A Ugandan woman is speaking out after she claims she was turned away from a hotel in Guangzhou, China, accusing several hotels in the city of “blacklisting” guests from Kenya, Uganda and Nigeria.
Juliet Hatanga, a senior magistrate from Uganda, told the BBC at first, the hotel didn’t give a reason for turning her away but said she simply couldn’t stay there.
“…They opened the door for me, I told them my name and they confirmed I had a room,” Hatanga recalled. “Then they asked for my passport; when I gave them my passport they told me ‘sorry, we cannot host you.'”
When she asked why Hatanaga said she was told the hotel had orders from police not to allow guests from Uganda.
“You’re no longer wanted,” she said hotel workers told her.
Hatanga was left looking for another place to stay. All the hotels within a 30-mile radius weren’t allowing Ugandans either, however. Apparently, someone had committed a crime at one of the local hotels and the suspect was believed to be either Ugandan, Kenyan or Nigerian, she explained. Thus, all those nationalities were barred from lodging at Guangzhou hotels.
One of the hotels reportedly put up a notice declaring “Black/African guests are not welcome,” according to the U.S. consulate.

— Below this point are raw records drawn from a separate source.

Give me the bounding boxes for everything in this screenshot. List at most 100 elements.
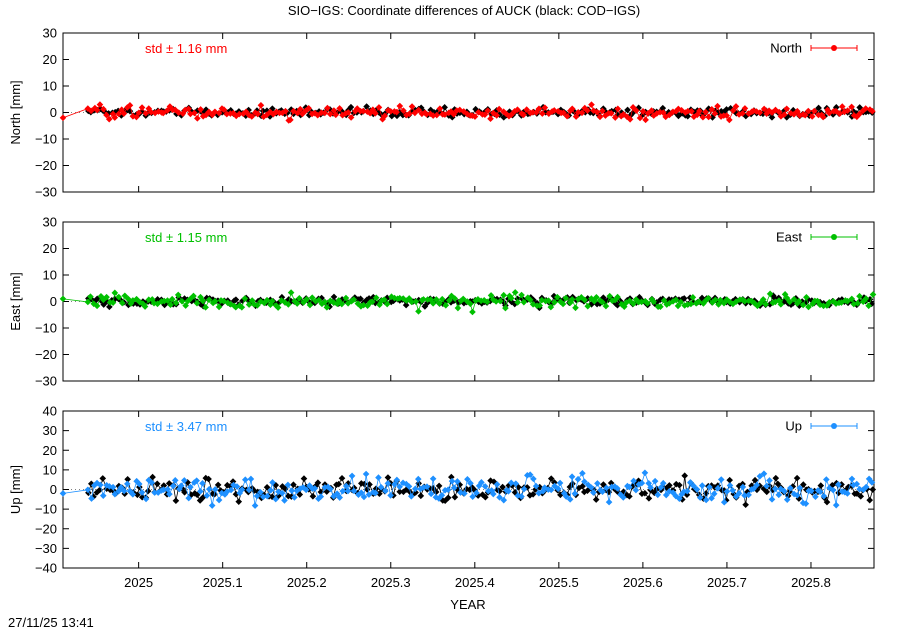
data-point [712, 296, 719, 304]
data-point [438, 491, 446, 499]
data-point [144, 487, 152, 495]
data-point [735, 490, 743, 497]
data-point [514, 106, 521, 113]
data-point [317, 493, 325, 500]
data-point [229, 478, 237, 485]
data-point [844, 107, 851, 114]
data-point [468, 484, 476, 491]
data-point [820, 492, 828, 500]
data-point [772, 474, 780, 482]
data-point [657, 484, 665, 491]
data-point [424, 299, 431, 307]
data-point [278, 489, 286, 497]
data-point [524, 294, 532, 301]
data-point [454, 478, 461, 485]
data-point [100, 105, 107, 113]
data-point [662, 491, 670, 499]
y-axis-title: East [mm] [8, 272, 23, 331]
data-point [781, 291, 789, 298]
data-point [384, 480, 392, 487]
data-point [605, 498, 613, 506]
data-point [478, 479, 485, 486]
data-point [717, 476, 725, 483]
timestamp: 27/11/25 13:41 [8, 615, 94, 630]
data-point [482, 493, 489, 501]
data-point [257, 101, 265, 109]
data-point [496, 297, 504, 305]
data-point [173, 110, 180, 118]
data-point [554, 293, 561, 301]
data-point [90, 493, 97, 500]
data-point [824, 106, 831, 114]
data-point [306, 301, 314, 309]
data-point [529, 109, 537, 116]
data-point [709, 299, 716, 306]
data-point [138, 489, 146, 496]
data-point [508, 294, 515, 302]
data-point [542, 297, 549, 305]
data-point [403, 297, 410, 304]
y-tick-label: 30 [43, 215, 57, 230]
data-point [109, 483, 117, 491]
data-point [191, 490, 199, 497]
data-point [650, 298, 657, 306]
data-point [866, 496, 874, 504]
data-point [581, 108, 589, 116]
data-point [571, 108, 579, 116]
data-point [720, 498, 728, 506]
data-point [193, 491, 201, 499]
data-point [353, 105, 361, 112]
data-point [710, 490, 718, 498]
data-point [763, 482, 770, 490]
data-point [148, 479, 155, 486]
data-point [338, 300, 346, 308]
data-point [815, 111, 822, 119]
data-point [696, 107, 703, 115]
data-point [569, 480, 576, 488]
data-point [484, 107, 492, 114]
data-point [323, 304, 331, 311]
data-point [751, 299, 758, 307]
data-point [481, 483, 489, 490]
data-point [359, 107, 367, 115]
data-point [357, 295, 364, 303]
y-tick-label: −10 [35, 132, 57, 147]
data-point [305, 104, 312, 112]
data-point [651, 477, 659, 485]
data-point [505, 482, 513, 489]
data-point [396, 294, 404, 302]
data-point [172, 299, 180, 307]
data-point [154, 296, 161, 303]
data-point [111, 490, 119, 498]
data-point [533, 109, 540, 116]
data-point [402, 480, 410, 488]
data-point [197, 106, 204, 113]
data-point [862, 483, 870, 491]
data-point [493, 112, 501, 119]
data-point [529, 490, 537, 498]
data-point [193, 299, 201, 307]
data-point [848, 103, 855, 111]
data-point [651, 489, 658, 497]
x-tick-label: 2025 [124, 575, 153, 590]
data-point [160, 486, 167, 493]
data-point [556, 479, 564, 487]
legend: East [776, 230, 858, 245]
data-point [272, 302, 280, 309]
data-point [330, 299, 338, 306]
data-point [688, 107, 695, 115]
data-point [657, 303, 664, 311]
data-point [786, 298, 794, 306]
data-point [732, 298, 740, 305]
data-point [753, 481, 761, 489]
data-point [199, 480, 206, 487]
data-point [816, 488, 824, 495]
data-point [372, 294, 380, 302]
data-point [514, 295, 521, 303]
data-point [562, 294, 570, 302]
data-point [199, 297, 207, 305]
data-point [502, 110, 510, 117]
data-point [211, 297, 219, 305]
data-point [626, 493, 633, 500]
data-point [799, 301, 807, 309]
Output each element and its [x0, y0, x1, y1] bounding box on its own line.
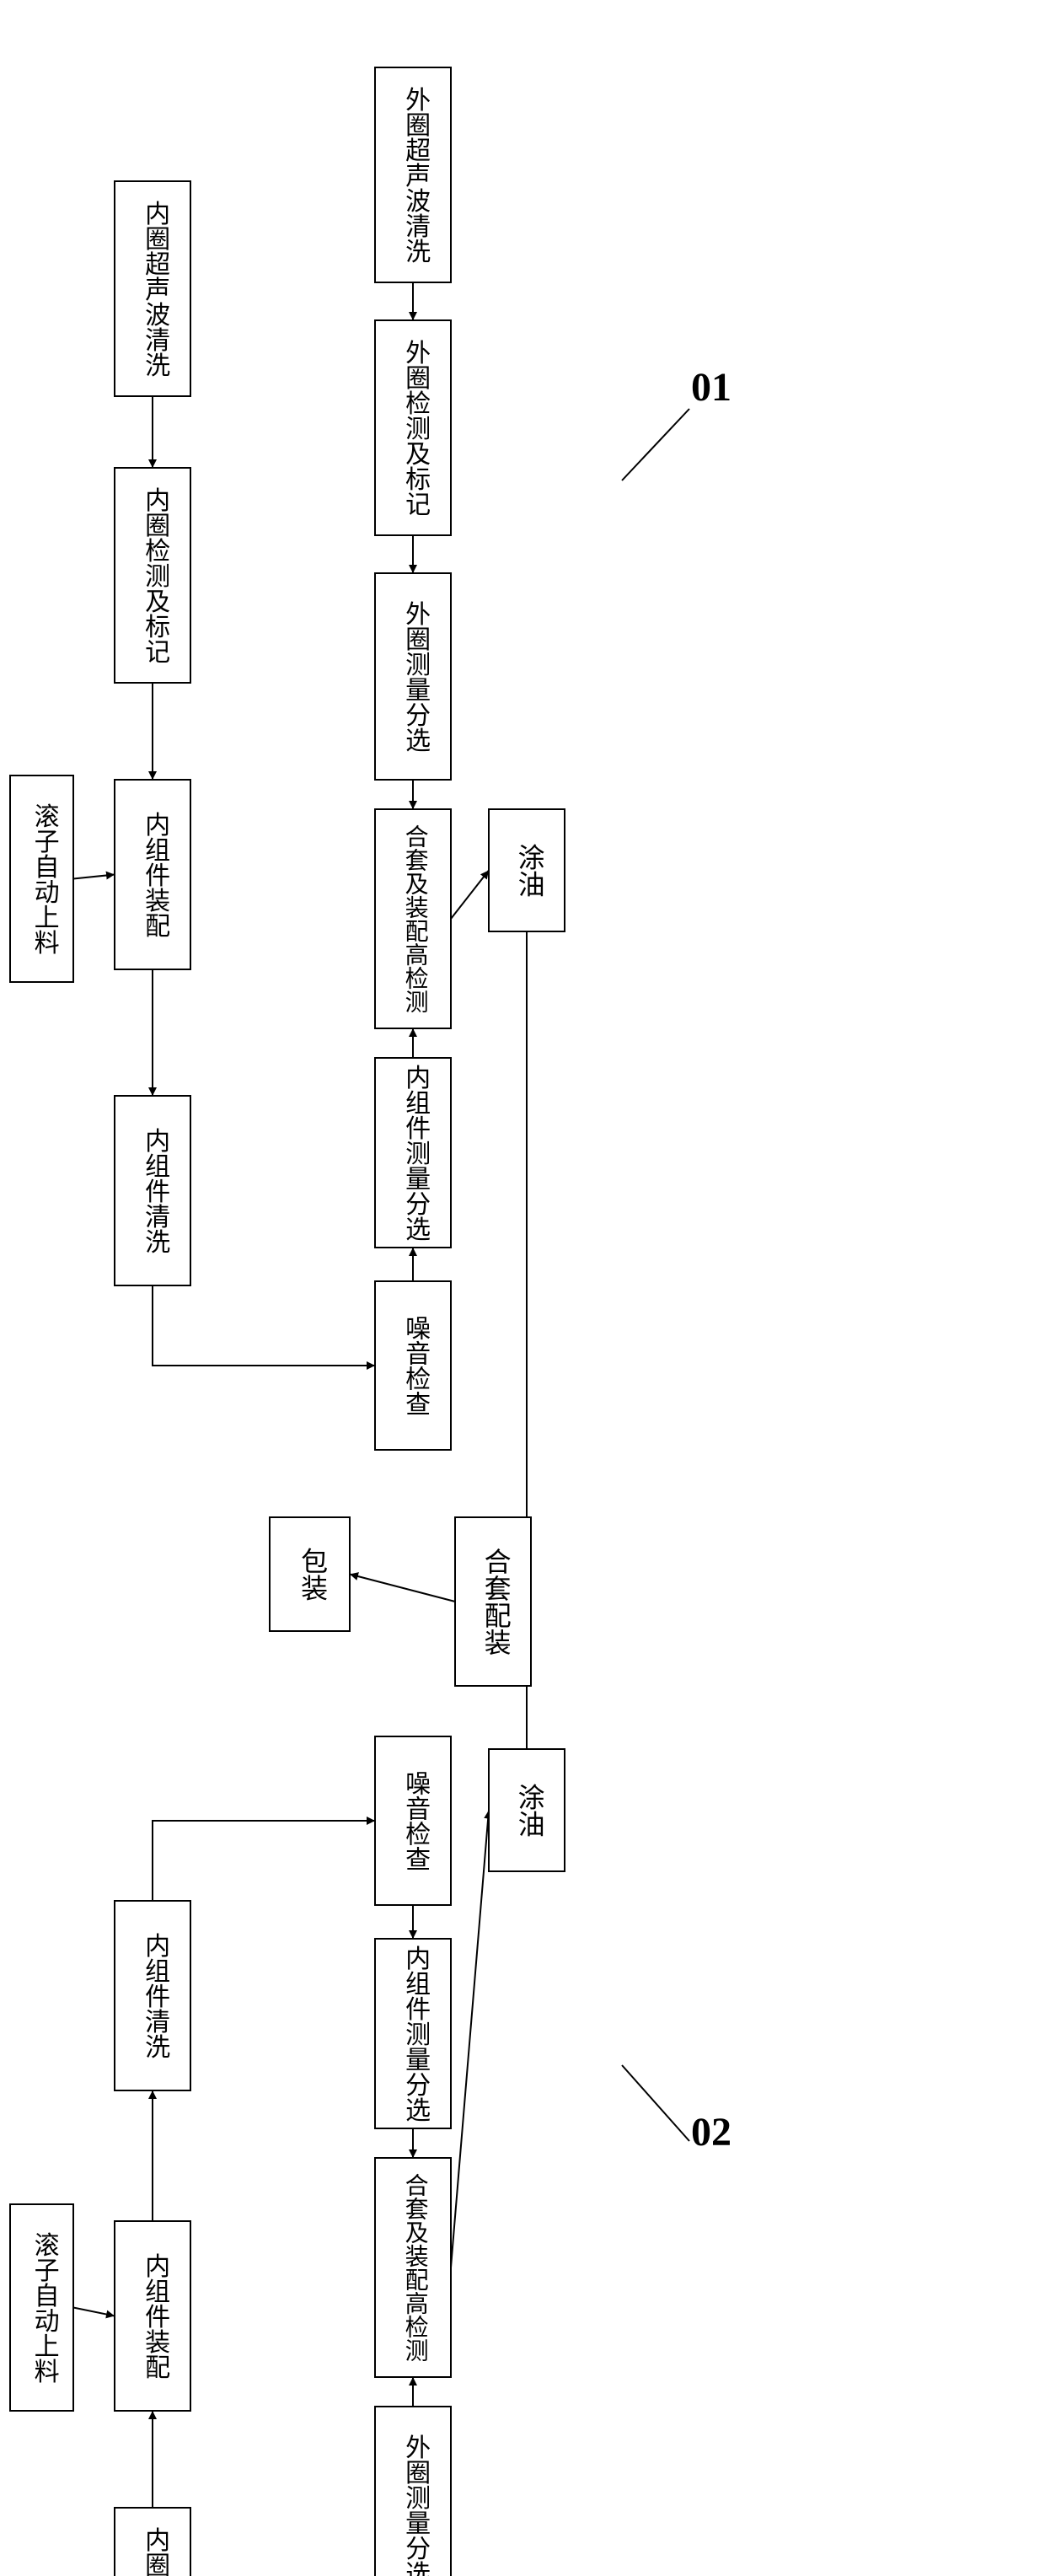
- flow-arrow: [451, 871, 489, 920]
- flow-node: 内组件清洗: [115, 1901, 190, 2090]
- flow-node-label: 外圈测量分选: [401, 2434, 430, 2576]
- flow-node: 内组件清洗: [115, 1096, 190, 1285]
- zone-leader-line: [622, 2065, 689, 2141]
- flow-node-label: 内组件清洗: [141, 1128, 170, 1254]
- flow-node-label: 滚子自动上料: [30, 2232, 60, 2384]
- flow-node: 涂油: [489, 1749, 565, 1871]
- flow-node: 内组件装配: [115, 780, 190, 969]
- flow-node: 外圈测量分选: [375, 2407, 451, 2576]
- flow-node: 合套及装配高检测: [375, 2158, 451, 2377]
- flow-node: 外圈检测及标记: [375, 320, 451, 535]
- flow-node: 包装: [270, 1517, 350, 1631]
- flow-node-label: 合套及装配高检测: [402, 2173, 429, 2362]
- flow-node-label: 包装: [297, 1548, 328, 1602]
- flow-node: 内圈检测及标记: [115, 468, 190, 683]
- flow-arrow: [451, 1811, 489, 2268]
- flow-node-label: 合套配装: [481, 1548, 512, 1656]
- zone-leader-line: [622, 409, 689, 480]
- flow-node-label: 噪音检查: [401, 1770, 431, 1871]
- flow-node-label: 内组件装配: [141, 2253, 170, 2380]
- flow-node-label: 外圈超声波清洗: [401, 87, 431, 264]
- flow-node: 合套及装配高检测: [375, 809, 451, 1028]
- flow-node: 滚子自动上料: [10, 775, 73, 982]
- flow-node-label: 滚子自动上料: [30, 803, 60, 955]
- flow-node: 外圈测量分选: [375, 573, 451, 780]
- flow-arrow: [153, 1821, 375, 1901]
- flow-node-label: 内圈超声波清洗: [141, 201, 170, 378]
- zone-label-02: 02: [691, 2110, 732, 2155]
- flow-node-label: 外圈检测及标记: [401, 340, 431, 517]
- flow-node-label: 内组件测量分选: [401, 1065, 431, 1242]
- flow-arrow: [153, 1285, 375, 1366]
- flow-node-label: 内圈检测及标记: [141, 2527, 170, 2576]
- flow-node-label: 合套及装配高检测: [402, 824, 429, 1013]
- flow-node-label: 内组件清洗: [141, 1933, 170, 2059]
- flow-node-label: 内组件装配: [141, 812, 170, 938]
- flow-node-label: 涂油: [515, 844, 545, 898]
- flow-node: 噪音检查: [375, 1736, 451, 1905]
- flow-arrow: [73, 2308, 115, 2316]
- flow-node: 内组件测量分选: [375, 1058, 451, 1248]
- flow-node: 内组件装配: [115, 2221, 190, 2411]
- flow-node-label: 外圈测量分选: [401, 601, 430, 753]
- flow-node: 滚子自动上料: [10, 2204, 73, 2411]
- flow-node-label: 内组件测量分选: [401, 1945, 431, 2123]
- flow-arrow: [73, 875, 115, 879]
- flow-node: 涂油: [489, 809, 565, 931]
- flow-node: 合套配装: [455, 1517, 531, 1686]
- flow-node-label: 噪音检查: [401, 1315, 431, 1416]
- flow-node-label: 涂油: [515, 1784, 545, 1838]
- flow-arrow: [527, 931, 531, 1602]
- zone-label-01: 01: [691, 365, 732, 410]
- flow-node: 内圈检测及标记: [115, 2508, 190, 2576]
- flow-node: 噪音检查: [375, 1281, 451, 1450]
- flow-node: 内组件测量分选: [375, 1939, 451, 2128]
- flow-node: 外圈超声波清洗: [375, 67, 451, 282]
- flow-node-label: 内圈检测及标记: [141, 487, 170, 664]
- flowchart-canvas: 外圈超声波清洗外圈检测及标记外圈测量分选合套及装配高检测内组件测量分选噪音检查涂…: [0, 0, 1045, 2576]
- flow-node: 内圈超声波清洗: [115, 181, 190, 396]
- flow-arrow: [350, 1575, 455, 1602]
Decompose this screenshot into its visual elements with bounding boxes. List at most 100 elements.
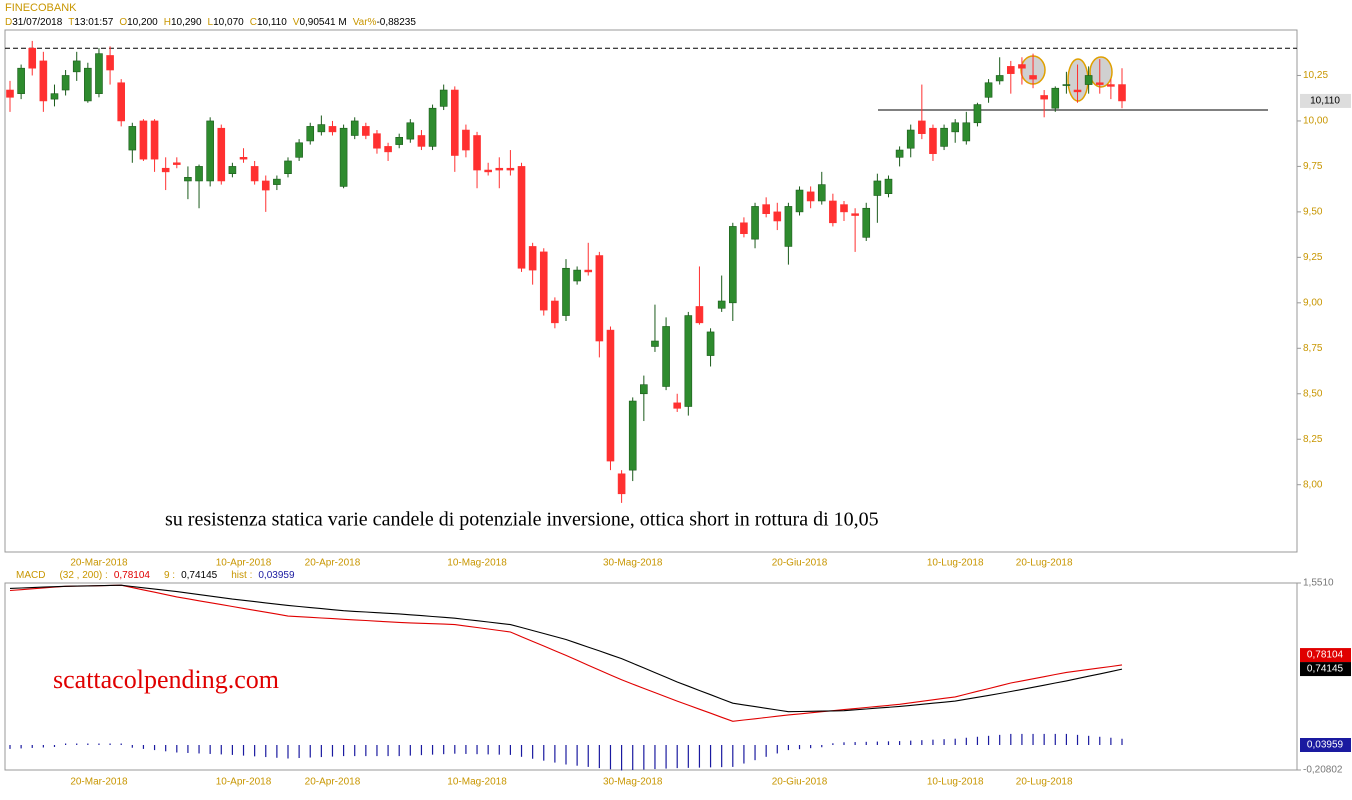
candle-body	[684, 315, 693, 407]
candle-body	[228, 166, 237, 174]
x-tick-label: 20-Apr-2018	[305, 558, 361, 569]
header-value: 31/07/2018	[12, 17, 62, 28]
x-tick-label: 10-Lug-2018	[927, 558, 984, 569]
x-tick-label: 20-Giu-2018	[772, 558, 828, 569]
macd-line	[9, 584, 1123, 722]
candle-body	[239, 157, 248, 160]
legend: MACD (32 , 200) : 0,78104 9 : 0,74145 hist : 0…	[16, 570, 295, 581]
header-key: T	[68, 17, 74, 28]
candle-body	[1118, 84, 1126, 102]
header-key: Var%	[353, 17, 377, 28]
candle-body	[150, 120, 159, 160]
x-tick-label: 10-Apr-2018	[216, 777, 272, 788]
candle-body	[762, 204, 770, 215]
x-tick-label: 10-Apr-2018	[216, 558, 272, 569]
candle-body	[584, 269, 593, 273]
candle-body	[339, 127, 348, 187]
candle-body	[161, 167, 170, 173]
candle-body	[528, 246, 537, 271]
header-key: D	[5, 17, 12, 28]
header-value: 10,070	[213, 17, 244, 28]
candle-body	[195, 166, 203, 182]
candle-body	[139, 120, 148, 160]
y-tick-label: 9,50	[1303, 207, 1323, 218]
legend-value: 0,03959	[258, 570, 295, 581]
candle-body	[128, 126, 137, 151]
price-panel	[4, 29, 1298, 553]
candle-body	[484, 169, 492, 173]
candle-body	[873, 180, 882, 196]
candle-body	[717, 300, 726, 309]
candle-body	[28, 47, 37, 69]
candle-body	[1006, 66, 1015, 74]
x-tick-label: 20-Apr-2018	[305, 777, 361, 788]
y-tick-label: 8,00	[1303, 479, 1323, 490]
price-tag-label: 10,110	[1310, 96, 1340, 107]
y-tick-label: 8,25	[1303, 434, 1323, 445]
candle-body	[72, 60, 81, 73]
candle-body	[384, 146, 392, 153]
y-tick-label: -0,20802	[1303, 765, 1343, 776]
candle-body	[706, 331, 715, 356]
x-tick-label: 20-Lug-2018	[1016, 777, 1073, 788]
candle-body	[1107, 84, 1115, 87]
candle-body	[573, 269, 581, 282]
header-fields: D31/07/2018 T13:01:57 O10,200 H10,290 L10,07…	[5, 17, 416, 28]
x-tick-label: 10-Mag-2018	[447, 777, 507, 788]
candle-body	[651, 340, 659, 347]
candle-body	[295, 142, 303, 158]
candle-body	[884, 178, 893, 194]
candle-body	[728, 226, 737, 304]
candle-body	[362, 126, 370, 136]
value-tag	[1300, 662, 1351, 677]
candle-body	[595, 255, 604, 342]
header-value: 13:01:57	[74, 17, 113, 28]
candle-body	[806, 191, 815, 202]
legend-name: hist :	[231, 570, 252, 581]
candle-body	[117, 82, 125, 122]
header-key: V	[293, 17, 300, 28]
watermark: scattacolpending.com	[53, 665, 279, 694]
candle-body	[1073, 89, 1082, 93]
candle-body	[906, 129, 915, 149]
candle-body	[995, 75, 1004, 82]
header-value: 0,90541 M	[299, 17, 346, 28]
candle-body	[250, 166, 259, 182]
candle-body	[261, 180, 270, 191]
header-value: 10,290	[171, 17, 202, 28]
candle-body	[406, 122, 415, 140]
price-tag	[1300, 93, 1351, 108]
candle-body	[740, 222, 748, 235]
candle-body	[1084, 75, 1093, 85]
y-tick-label: 10,25	[1303, 70, 1328, 81]
candle-body	[606, 329, 615, 462]
legend-name: 9 :	[164, 570, 175, 581]
legend-title: MACD	[16, 570, 45, 581]
candle-body	[395, 137, 404, 145]
x-tick-label: 20-Lug-2018	[1016, 558, 1073, 569]
y-tick-label: 9,75	[1303, 161, 1323, 172]
legend-value: 0,78104	[114, 570, 151, 581]
value-tag-label: 0,78104	[1307, 650, 1344, 661]
candle-body	[61, 75, 70, 91]
candle-body	[206, 120, 214, 182]
annotation: su resistenza statica varie candele di p…	[165, 509, 879, 531]
candle-body	[918, 120, 926, 134]
highlight	[1089, 56, 1113, 88]
candle-body	[951, 122, 960, 133]
y-tick-label: 10,00	[1303, 116, 1328, 127]
candle-body	[373, 133, 381, 149]
candle-body	[184, 177, 192, 182]
candle-body	[984, 82, 993, 98]
candle-body	[1062, 84, 1071, 86]
candle-body	[506, 167, 515, 171]
y-tick-label: 8,50	[1303, 388, 1323, 399]
candle-body	[6, 89, 14, 98]
candle-body	[551, 300, 559, 324]
candle-body	[751, 206, 759, 240]
candle-body	[495, 167, 504, 171]
y-tick-label: 1,5510	[1303, 578, 1334, 589]
candle-body	[695, 306, 704, 324]
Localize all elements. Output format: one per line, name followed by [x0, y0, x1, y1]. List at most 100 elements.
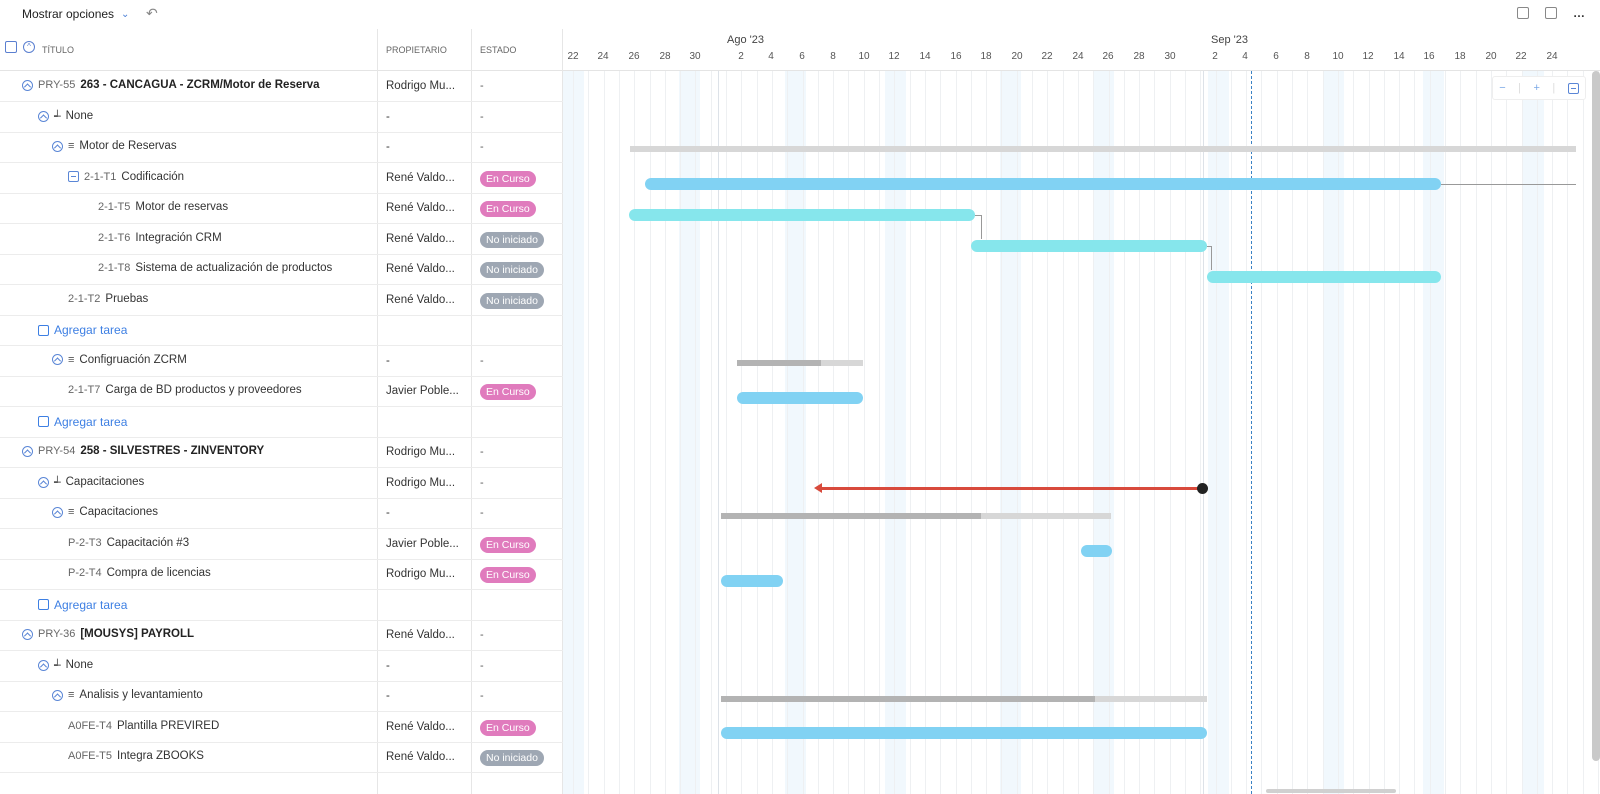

“Just because one Black person was suspected to come from one of those countries, all of us were condemned,” Hatanga said. ” … So basically everyone was being thrown out.”
The magistrate said the entire ordeal left her feeling “horrible,” and condemned the racist policy.
“I think it’s unfair especially when [Uganda] has been so welcoming to the Chinese government,” she told the BBC. “Our president has been giving them tax exemptions — they’re very welcomed, they’re made comfortable. They’ve been given land!”
“This kind of racial profiling didn’t go well with me,” Hatanga added. “I felt that as a state of Uganda, we were insulted.”
The magistrate said she has no plans of visiting China ever again.